Here's why banks' contact centres badly need an overhaul
Consumers rank contact centres last when it comes to bank interaction.
When Standard Chartered reported a 12% decline in call volume to its contact centres, it also discovered that conversation lengths are longer, complaints are lower, and sales are higher. Meanwhile, Bain & Company’s banking survey of 115,000 customers shows that contact centres are ranked last when it comes to bank interaction over various channels. This may not be surprising, but banks should be careful to interpret this as an eventual demise of customer engagement over the phone.
Mobile apps may be the name of the customer engagement game, but emerging trends prove that clients still need a live and audible interaction. This led to renewed attention to contact centres as they prove to play a huge role in identifying clients’ most crucial concerns. According to Nikola Glusac, partner at Bain & Company, most customer interactions at bank contact centres are moment-of-truth encounters, such as a customer calling to report a stolen credit card.
Contact centre engagements may form just 10% of customer interactions at most banks, but they represent nearly 30% of real-time crucial encounters. The outcome of conversations over the phone can be a dealbreaker for customers, adds Glusac, and the bank must place a good deal of focus on the contact centre if this is to be so.
“Contact centres are uniquely positioned to identify friction and failure points in the digital experience, as tens of thousands of customer interactions may flow through the centres each day, providing a wealth of data,” says Glusac.
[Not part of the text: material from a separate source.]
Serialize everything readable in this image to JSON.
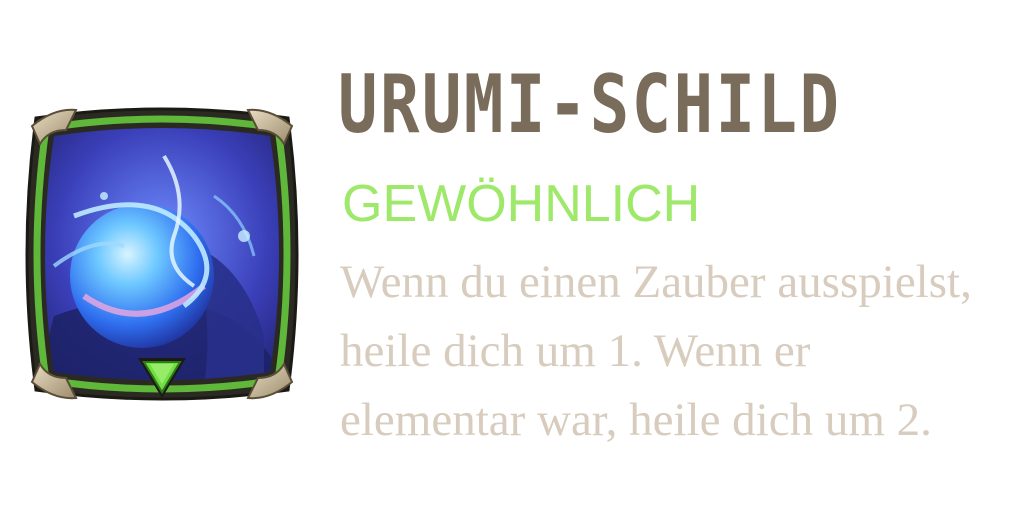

Whilst clients have significantly better experiences in digital channels, Glusac says that some issues are still best handled by phone and some customers prefer to speak to a real person.
Need-based model
Stuart Beaumont, voice and virtual head at Standard Chartered, says that banks also have to recognise that contact centres are not just a place for service resolution, but for need-based conversations. “Analytics helps us to understand and serve our clients better. We use analytics to have better and more personalised conversations — we understand why the client is calling and can, at times, pre-empt their needs. We can then route them to the best person who can help them with their enquiry,” Beaumont adds.
Bank contact centres have to ride the wave of digitalisation and innovation in order to find their meaningful place in the customer engagement process. Standard Chartered, for instance, has ventured into speech analytics to help understand real-time client needs andresolve issues more effectively. Glusac says that whilst the reimagining of bank contact centres may prove to be a challenge, it is a risk that is definitely worth taking.